A tecnologia mudou a maneira de viver fora e dentro de casa. A automação já é um estilo de vida e possibilita experiências de conforto e bem-estar todos os dias. Afinal, com um toque no celular a gente já consegue comandar a casa com sistemas simples programados para determinados ambientes. Com a pandemia essa facilidade é ainda mais significativa e segura. A quarentena faz repensar prioridades, a forma de lidar com trabalho e estudos, hábitos de higiene, alimentação, rotina de exercícios e até mesmo a solidão. “Em casa, as tarefas diárias demandam tempo e são necessárias para cultivar um ambiente aconchegante e prático. Com as soluções certas, é possível automatizar processos e tarefas complexas do dia a dia para otimizar o tempo de toda a família”, conta Diego Angoneze, proprietário da NeoHome. Neste novo sentido otimizar a casa é uma forma inteligente, segura e econômica de utilizar os dispositivos.

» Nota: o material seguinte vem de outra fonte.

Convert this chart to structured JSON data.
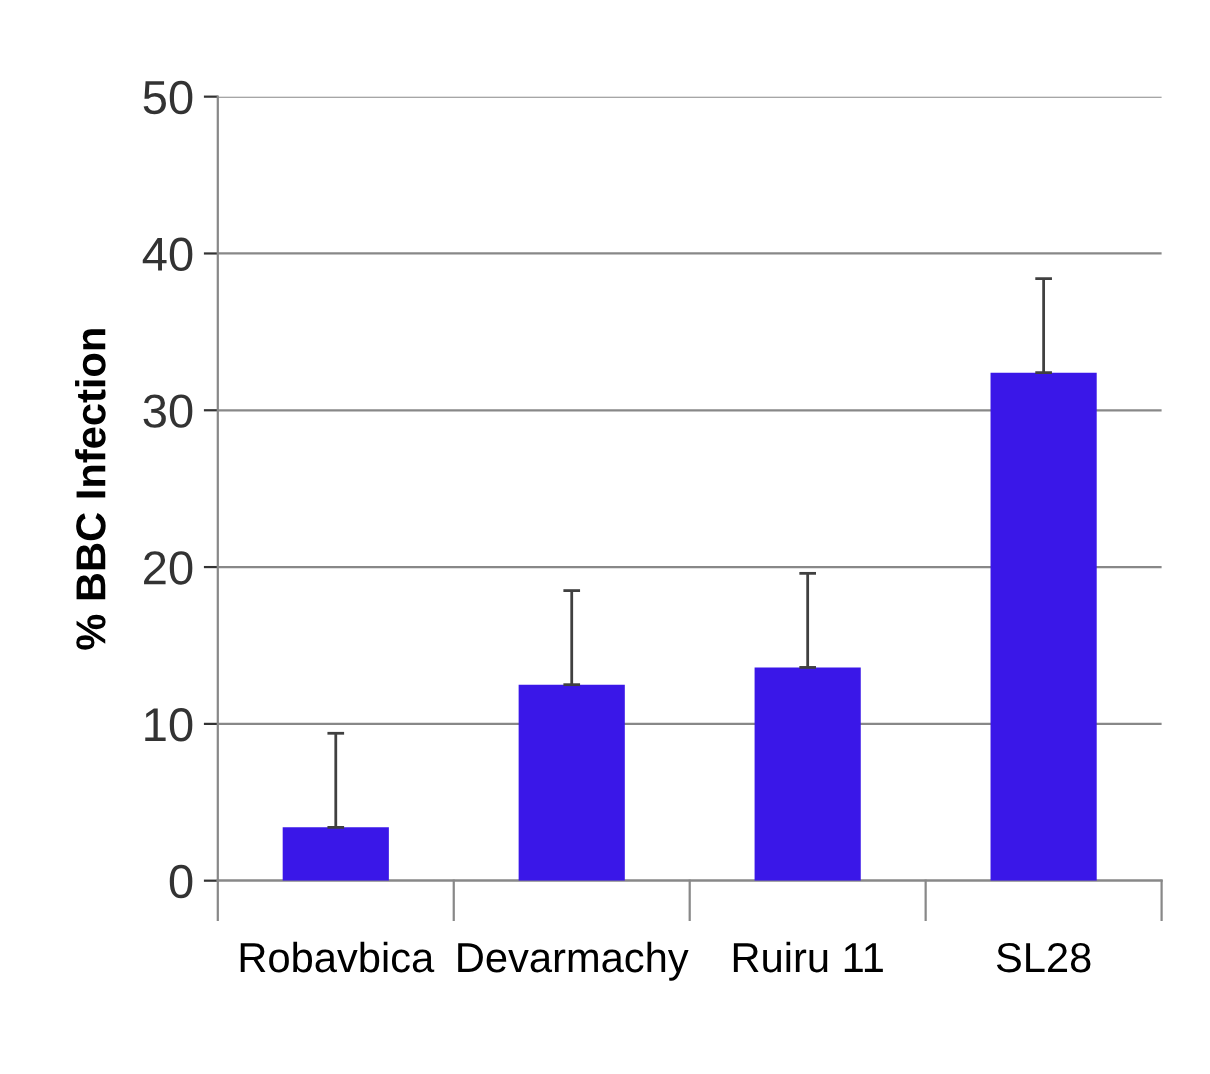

No Brasil existem mais de 200 milhões de smartphones conectados. Aproveitar todas as funcionalidades dos dispositivos eletrônicos traz possibilidades que superam limites e benefícios de uma casa inteligente. “Se a automação detecta que vai chover, baseando-se em sistemas de meteorologia compatíveis, ela automaticamente manda comando para que as persianas externas das janelas se fechem evitando assim que o cliente tenha chuva adentrando nos cômodos, mesmo que não esteja em casa”, conta João. Na automação residencial, os moradores podem optar por ligar e desligar a iluminação, regular o ar condicionado de acordo com a temperatura do ambiente, que é programada através de sensores inteligentes, ligar um sistema de aspiração central para fazer a limpeza e até adicionar comandos de voz para configurar dispositivos.




O processo de tornar a casa inteligente já começa na porta de entrada, usando apenas a digital. As fechaduras eletrônicas facilitam a vida de moradores e são um recurso importante em tempos e pandemia para evitar o contato com superfícies. Esse é apenas o princípio de uma centena de possibilidades para automatizar a rotina. É por meio da arquitetura domótica –domus (casa) e robótica- que diversas soluções em tecnologia são trabalhadas de modo integrado com a finalidade de tornar as atividades do dia a dia mais práticas. O tempo de passar em cada ambiente da casa para checar, por exemplo, se as luzes estão apagadas e o ar condicionado desligado acabou!”, comenta Silvia do Amaral, proprietária da B.One. Isso porque praticamente quase todas as tarefas domésticas e que estejam relacionadas à estrutura das residências podem hoje ser automatizadas.




A casa inteligente surge com soluções que são classificadas em três níveis de integração e configuração. O IOT- Start é cada vez mais comum e disponível no mercado. O denominado sistema ‘do it yourself’ não demanda de uma preparação de infraestrutura e é possível utilizar apenas a rede wi-fi da sua casa. Diego avalia que embora funcionem bem em pequenos espaços ou apartamentos menores (lofts), são limitados a rede de internet existente, dependem da disposição dos cômodos, tamanho da casa ou apartamento, barreiras físicas entre outros pontos que podem afetar na entrega das funcionalidades.